Trevor shrugs. "Benefits of having a big family, you know someone will manage to fix your fuckup even if you can't manage to get yourself killed going after the other vampires."
"Huh."
"What?"
"I think Alucard's been worried you're like this because of whatever the strangely incompetent vampire puppetmaster did."
"Like what?" Trevor demands.
She waves a hand. "You. Being you. I wasn't sure what to make of it either."
"What," Trevor demands again.
"I was wondering if it was about you being confused about your situation. You don't think we're real, after all.

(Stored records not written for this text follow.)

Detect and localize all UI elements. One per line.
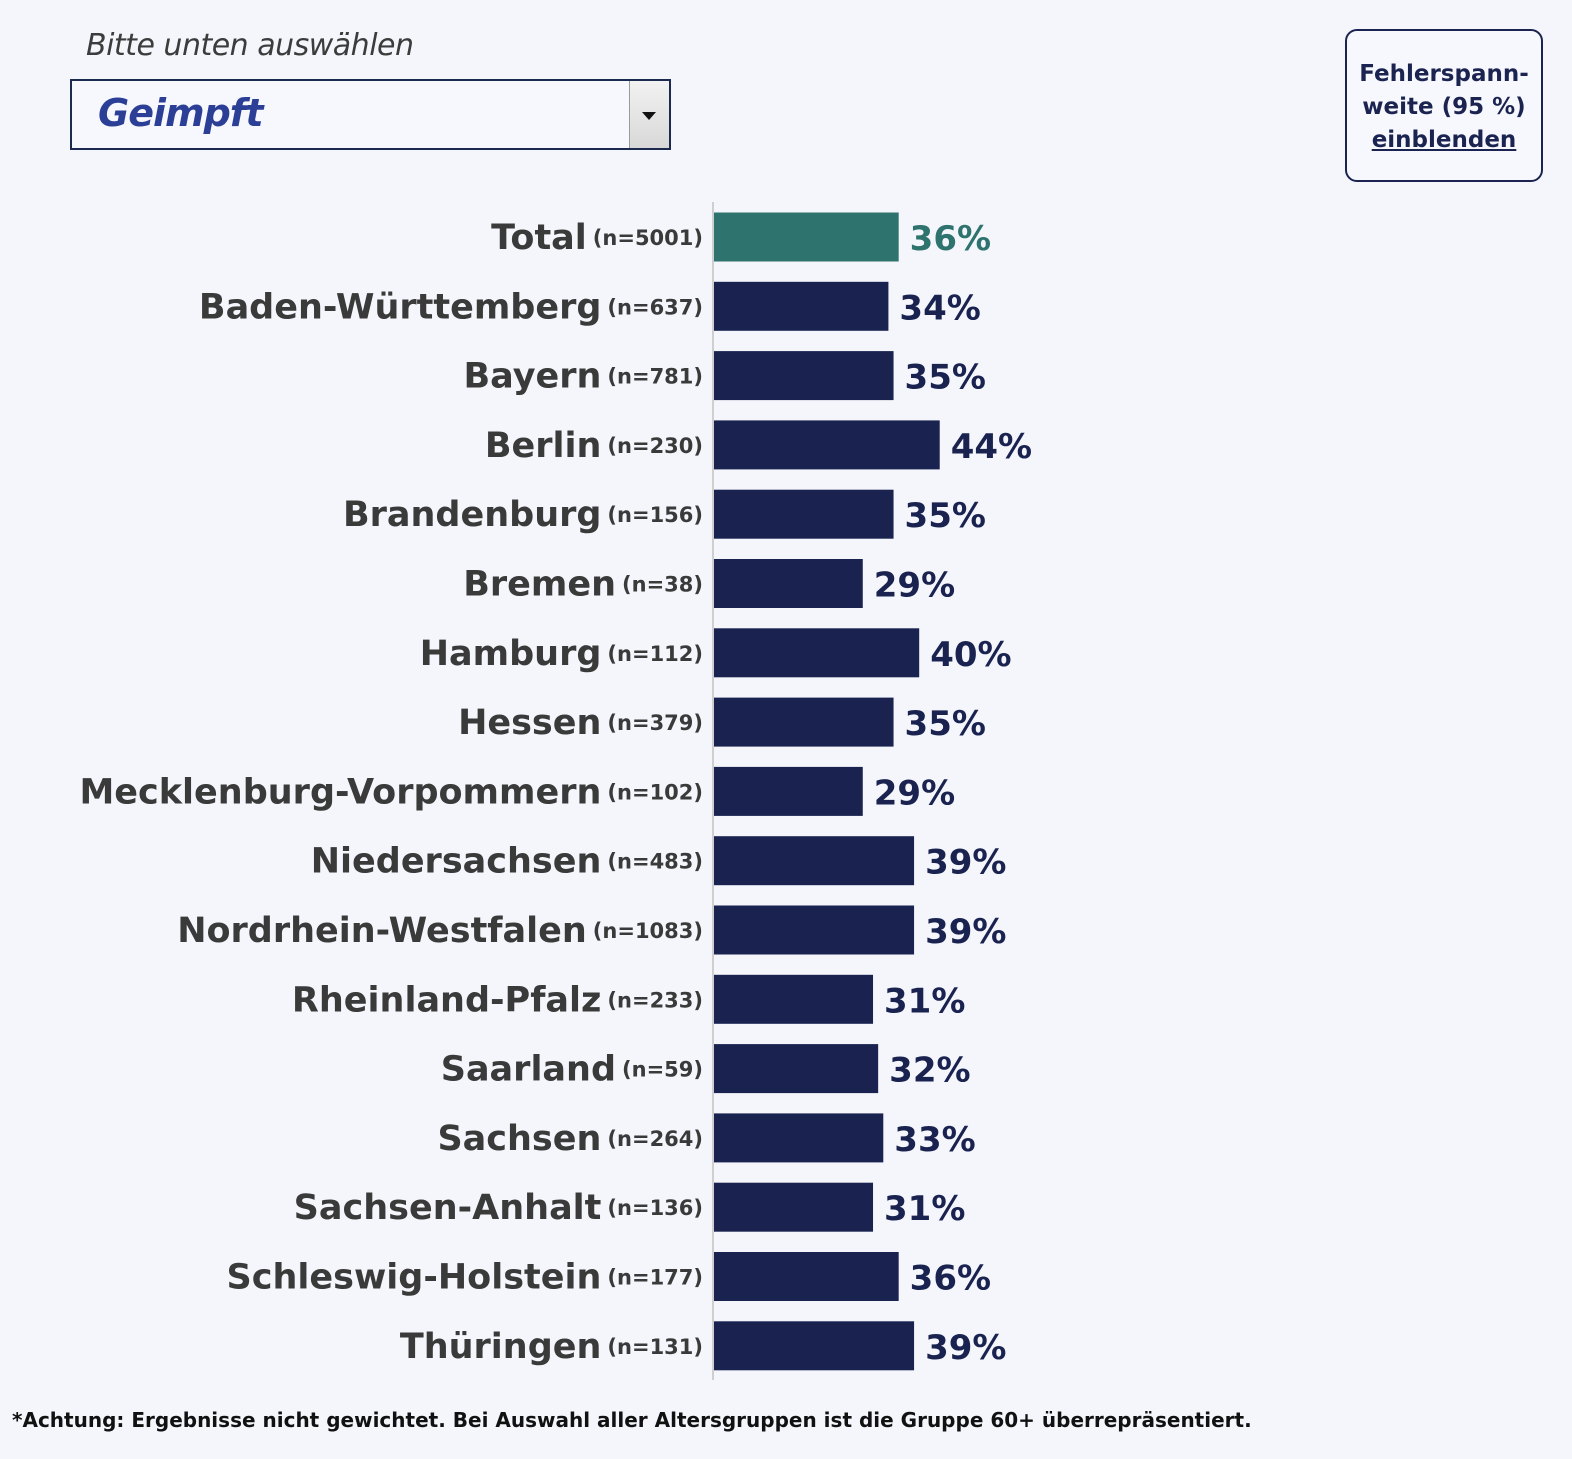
- dropdown-toggle-button[interactable]: [629, 81, 669, 148]
- bar-1: [714, 281, 889, 331]
- bar-5: [714, 559, 863, 608]
- error-margin-toggle-button[interactable]: Fehlerspann- weite (95 %) einblenden: [1345, 29, 1543, 182]
- category-label: Rheinland-Pfalz: [292, 980, 602, 1020]
- value-label: 29%: [874, 566, 955, 606]
- bar-13: [714, 1113, 884, 1163]
- category-label: Brandenburg: [343, 495, 601, 535]
- error-toggle-link[interactable]: einblenden: [1371, 127, 1517, 153]
- category-label: Hessen: [458, 703, 601, 743]
- sample-size-label: (n=483): [607, 850, 703, 874]
- selector-label: Bitte unten auswählen: [86, 28, 414, 63]
- value-label: 33%: [894, 1120, 975, 1160]
- category-label: Schleswig-Holstein: [227, 1258, 602, 1298]
- bar-6: [714, 628, 920, 678]
- category-label: Total: [491, 218, 587, 258]
- sample-size-label: (n=156): [607, 503, 703, 527]
- bar-12: [714, 1044, 879, 1094]
- value-label: 35%: [905, 496, 986, 536]
- value-label: 34%: [899, 288, 980, 328]
- sample-size-label: (n=112): [607, 642, 703, 666]
- sample-size-label: (n=230): [607, 434, 703, 458]
- value-label: 36%: [910, 219, 991, 259]
- sample-size-label: (n=233): [607, 988, 703, 1012]
- value-label: 29%: [874, 773, 955, 813]
- category-label: Thüringen: [400, 1327, 602, 1367]
- category-label: Saarland: [441, 1050, 616, 1090]
- value-label: 31%: [884, 1189, 965, 1229]
- category-label: Berlin: [485, 426, 602, 466]
- value-label: 39%: [925, 843, 1006, 883]
- sample-size-label: (n=379): [607, 711, 703, 735]
- value-label: 40%: [930, 635, 1011, 675]
- sample-size-label: (n=136): [607, 1196, 703, 1220]
- sample-size-label: (n=1083): [593, 919, 703, 943]
- bar-8: [714, 766, 863, 816]
- value-label: 36%: [910, 1259, 991, 1299]
- sample-size-label: (n=264): [607, 1127, 703, 1151]
- bar-7: [714, 697, 894, 747]
- dropdown-selected-value: Geimpft: [98, 91, 263, 135]
- category-label: Baden-Württemberg: [199, 287, 602, 327]
- sample-size-label: (n=102): [607, 780, 703, 804]
- bar-11: [714, 974, 874, 1024]
- bar-10: [714, 905, 915, 955]
- value-label: 35%: [905, 358, 986, 398]
- bar-15: [714, 1252, 899, 1301]
- category-label: Sachsen: [437, 1119, 601, 1159]
- sample-size-label: (n=177): [607, 1266, 703, 1290]
- category-label: Mecklenburg-Vorpommern: [79, 772, 601, 812]
- sample-size-label: (n=637): [607, 295, 703, 319]
- value-label: 39%: [925, 1328, 1006, 1368]
- category-label: Sachsen-Anhalt: [294, 1188, 602, 1228]
- chevron-down-icon: [642, 112, 656, 120]
- bar-0: [714, 212, 899, 262]
- category-label: Nordrhein-Westfalen: [177, 911, 587, 951]
- value-label: 39%: [925, 912, 1006, 952]
- bar-16: [714, 1321, 915, 1371]
- sample-size-label: (n=131): [607, 1335, 703, 1359]
- sample-size-label: (n=59): [622, 1058, 703, 1082]
- category-label: Bremen: [463, 565, 616, 605]
- category-label: Niedersachsen: [311, 842, 602, 882]
- sample-size-label: (n=38): [622, 573, 703, 597]
- bar-4: [714, 489, 894, 539]
- bar-chart: (n=5001)Total 36% (n=637)Baden-Württemberg…: [79, 202, 1032, 1380]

But it is apparently just a Belmont thing." She shakes her head and adds, "I suppose I should have worked that out when you were talking about your family tradition of eating rocks and how Alucard was being foolish to point out that could kill you," because apparently she's taking Alucard's side and Trevor is the only one of them who understands how responsibility works. At his increasingly exasperated look, she says, "What I'm getting at is the rest of us are concerned about not dying."
"I outlived -" he starts, monetarily blind with outrage and then catches himself. "I was great at not dying."
"Well, good," she says. It is not good. "Keep doing that."